Paris: May 18: Musee de l'Orangerie, Berthillon, and more

This was meant to be a low-key recovery day after our previous long days of walking and sightseeing. Di Yin managed our timing this day, and it ended up relaxing and fun. Maybe I should let her control the itinerary more often.

I took pictures. Di Yin of course did too. The latter link goes to her first picture from this day (picture #215 in the album). When you see a picture of homeless sleeping on a mattress (with a caption that begins "another day") (picture #296), you're done with her pictures for the day. I'll link to the next day's pictures in the following post.

For once, I didn't begin the day with a pastry! Rather, we ate a makeshift breakfast at home: refrigerated supermarket pancakes (good, better than any I've found in the states) topped with mashed sardines ("better than tuna" Di Yin says) or mashed eggplant; a leftover steamed artichoke, which went really well with the sardines; and French yogurt, pineapple this time. I've also had rhubarb and apricot (both of which I preferred because they were less sweet than the pineapple). And, okay, I did have a bite of the previous day's leftover palmier.

We took the metro to the western end of the Jardin des Tuileries, where the Musee de l'Orangerie is located. On the way to the museum we walked through a fraction of the garden-park.

The Musee de l'Orangerie is rightly famous for its huge Monets. They're a striking sight. Di Yin's reaction was "I just gotta say wow." Also, walking the perimeter of rooms with these paintings so that my field of vision was completely covered by these paintings was an entirely different experience than seeing them from afar.

The museum has an extensive impressionist collection. As I walked through a lower hallway admiring the museum's many nice Renoirs and Cezannes, I thought, "this is my type of museum." It also has lots of Rousseau, Laurencin, Matisse (he's into the ladies), Modigliani, Picasso, Utrillo, Derain (pre-cubism), and Soutine (the bridge between impressionism and cubism). There are practically no one-off paintings--the museum chooses a handful of notable artists and focuses on them.

The pieces are presented well under good natural lighting. No paintings had explanatory labels and the room explanations were only in French, but I enjoyed the museum regardless. We spent about an hour and a half in it.

After the museum we headed to lunch at Le Souffle. It serves about a dozen types each of savory and sweet souffles, as well as other dishes. The souffles we had were good, light, and airy. Nevertheless, I think I prefer Cafe Jacqueline in San Francisco (my review), but it may be due to the difference in types of souffles we ordered.

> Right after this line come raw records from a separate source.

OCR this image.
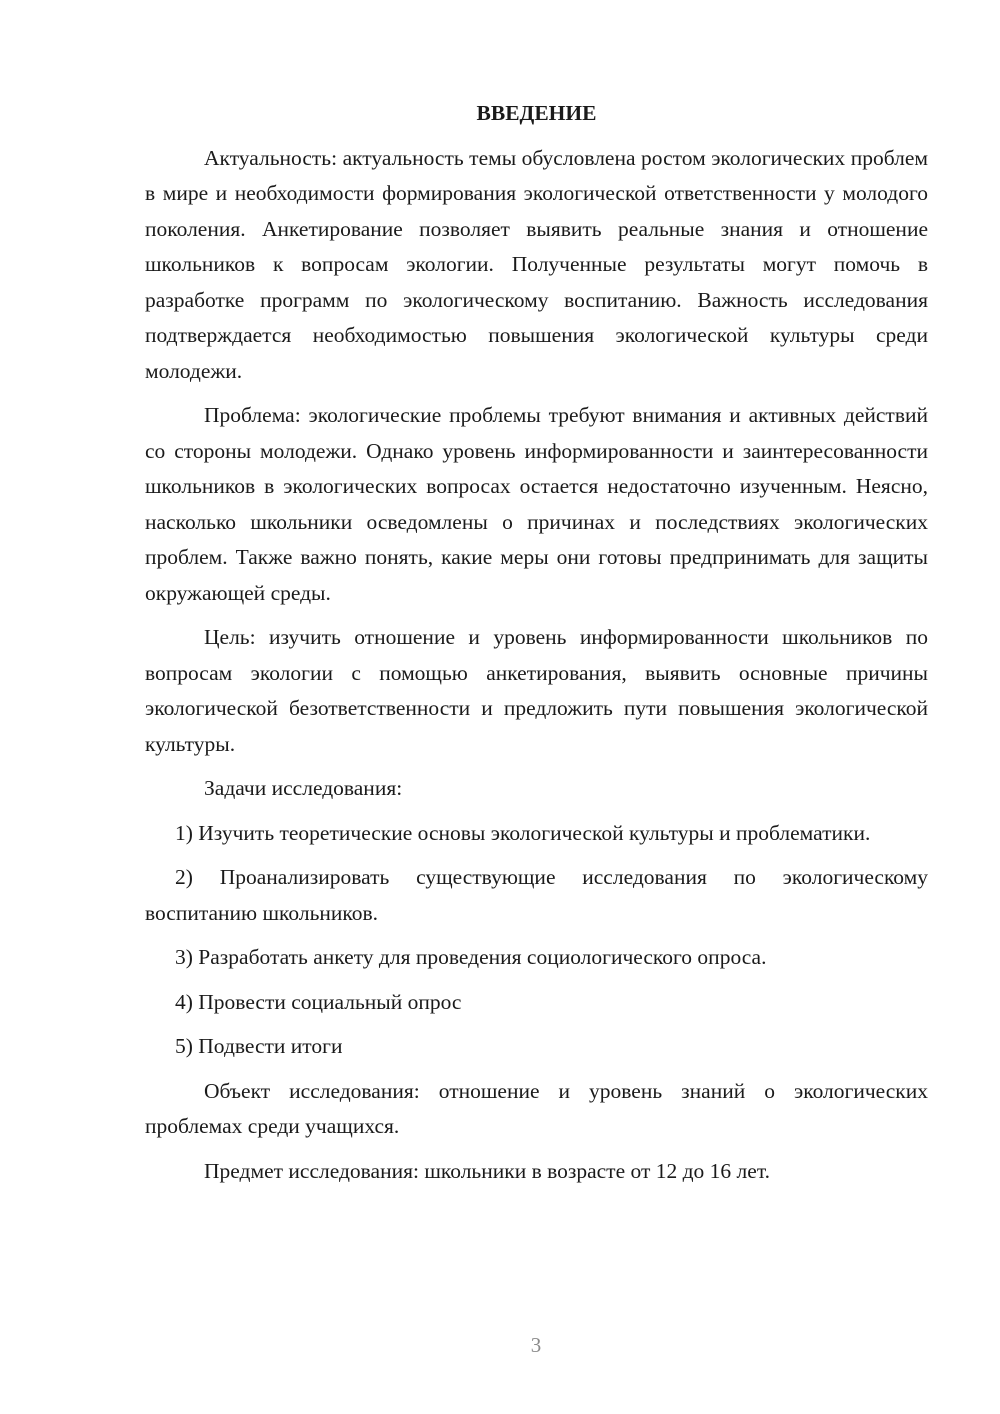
ВВЕДЕНИЕ

Актуальность: актуальность темы обусловлена ростом экологических проблем в мире и необходимости формирования экологической ответственности у молодого поколения. Анкетирование позволяет выявить реальные знания и отношение школьников к вопросам экологии. Полученные результаты могут помочь в разработке программ по экологическому воспитанию. Важность исследования подтверждается необходимостью повышения экологической культуры среди молодежи.

Проблема: экологические проблемы требуют внимания и активных действий со стороны молодежи. Однако уровень информированности и заинтересованности школьников в экологических вопросах остается недостаточно изученным. Неясно, насколько школьники осведомлены о причинах и последствиях экологических проблем. Также важно понять, какие меры они готовы предпринимать для защиты окружающей среды.

Цель: изучить отношение и уровень информированности школьников по вопросам экологии с помощью анкетирования, выявить основные причины экологической безответственности и предложить пути повышения экологической культуры.

Задачи исследования:

1) Изучить теоретические основы экологической культуры и проблематики.

2) Проанализировать существующие исследования по экологическому воспитанию школьников.

3) Разработать анкету для проведения социологического опроса.

4) Провести социальный опрос

5) Подвести итоги

Объект исследования: отношение и уровень знаний о экологических проблемах среди учащихся.

Предмет исследования: школьники в возрасте от 12 до 16 лет.

3
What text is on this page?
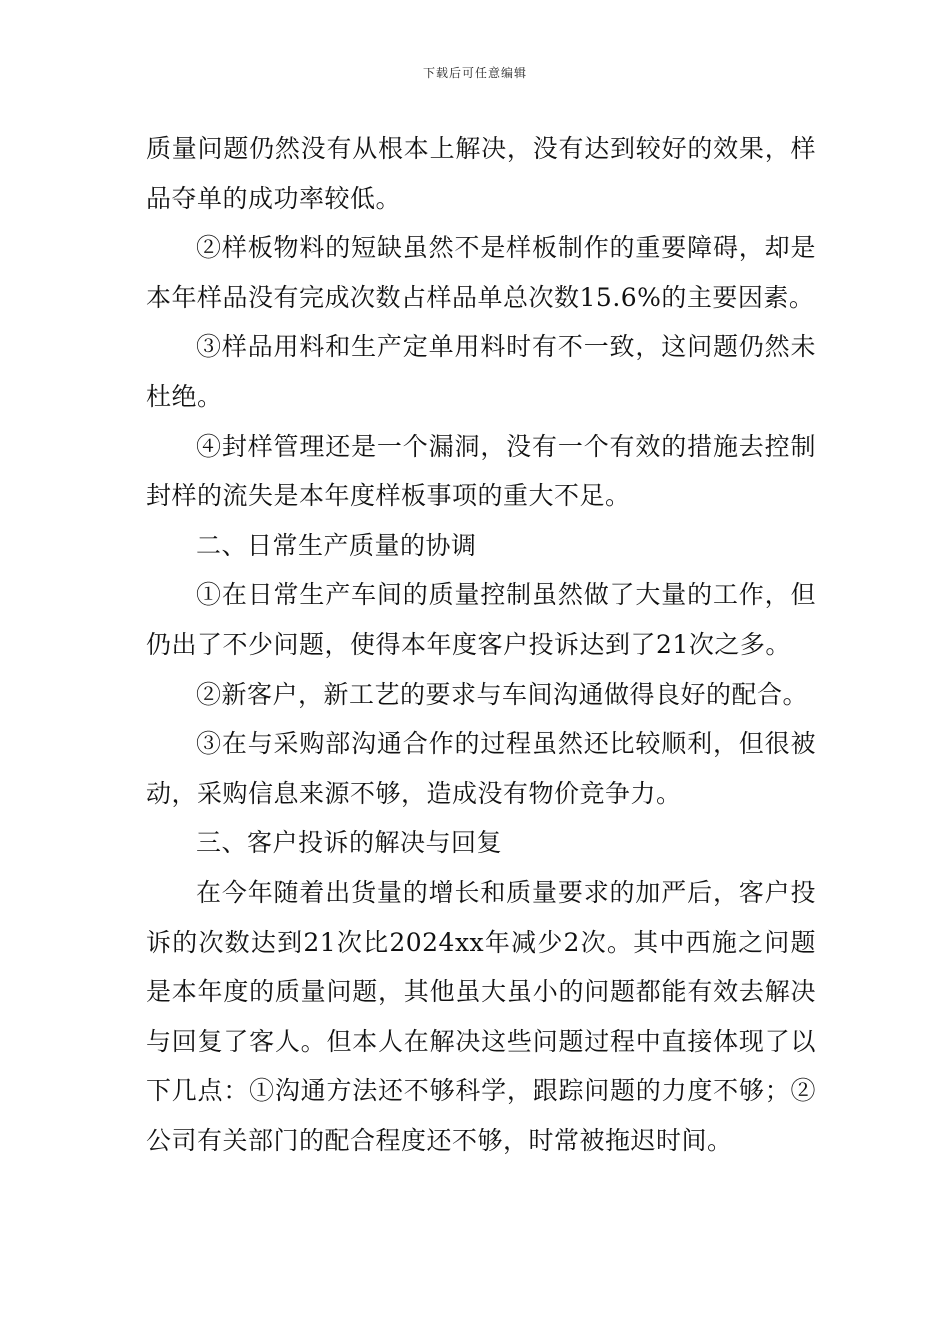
下载后可任意编辑

质量问题仍然没有从根本上解决，没有达到较好的效果，样品夺单的成功率较低。

②样板物料的短缺虽然不是样板制作的重要障碍，却是本年样品没有完成次数占样品单总次数15.6%的主要因素。

③样品用料和生产定单用料时有不一致，这问题仍然未杜绝。

④封样管理还是一个漏洞，没有一个有效的措施去控制封样的流失是本年度样板事项的重大不足。

二、日常生产质量的协调

①在日常生产车间的质量控制虽然做了大量的工作，但仍出了不少问题，使得本年度客户投诉达到了21次之多。

②新客户，新工艺的要求与车间沟通做得良好的配合。

③在与采购部沟通合作的过程虽然还比较顺利，但很被动，采购信息来源不够，造成没有物价竞争力。

三、客户投诉的解决与回复

在今年随着出货量的增长和质量要求的加严后，客户投诉的次数达到21次比2024xx年减少2次。其中西施之问题是本年度的质量问题，其他虽大虽小的问题都能有效去解决与回复了客人。但本人在解决这些问题过程中直接体现了以下几点：①沟通方法还不够科学，跟踪问题的力度不够；②公司有关部门的配合程度还不够，时常被拖迟时间。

From Le Souffle, we walked over to Paris's most famous avenue, Champs-Elysees. Because it was sunny and warm (hot in the sun), we stuck to the shade. We walked through its garden end and its shopping section most of the way to the Arc de Triomphe. I know Champs-Elysees is famous for its shopping but I found the window-shopping not as nice as the window-shopping the previous day.

A metro trip later, we were on the other side of the Seine in Luxembourg Gardens, below the Latin Quarter. It's a large, pretty, grand, stately, popular park. We strolled around it and also sat at various places in it.

We decided to walk (indirectly) home from here, taking us past the Pantheon, through the Latin Quarter and the many cafes near its universities, across Ile de la Cite to Ile Saint Louis. At Ile Saint Louis, we stopped by Berthillon for sorbets. They were fan-freaking-tastic, on par with the amazing, memorable gelatos we had in Rome.

After our snack, we finished making our way home. We ate dinner at home this night.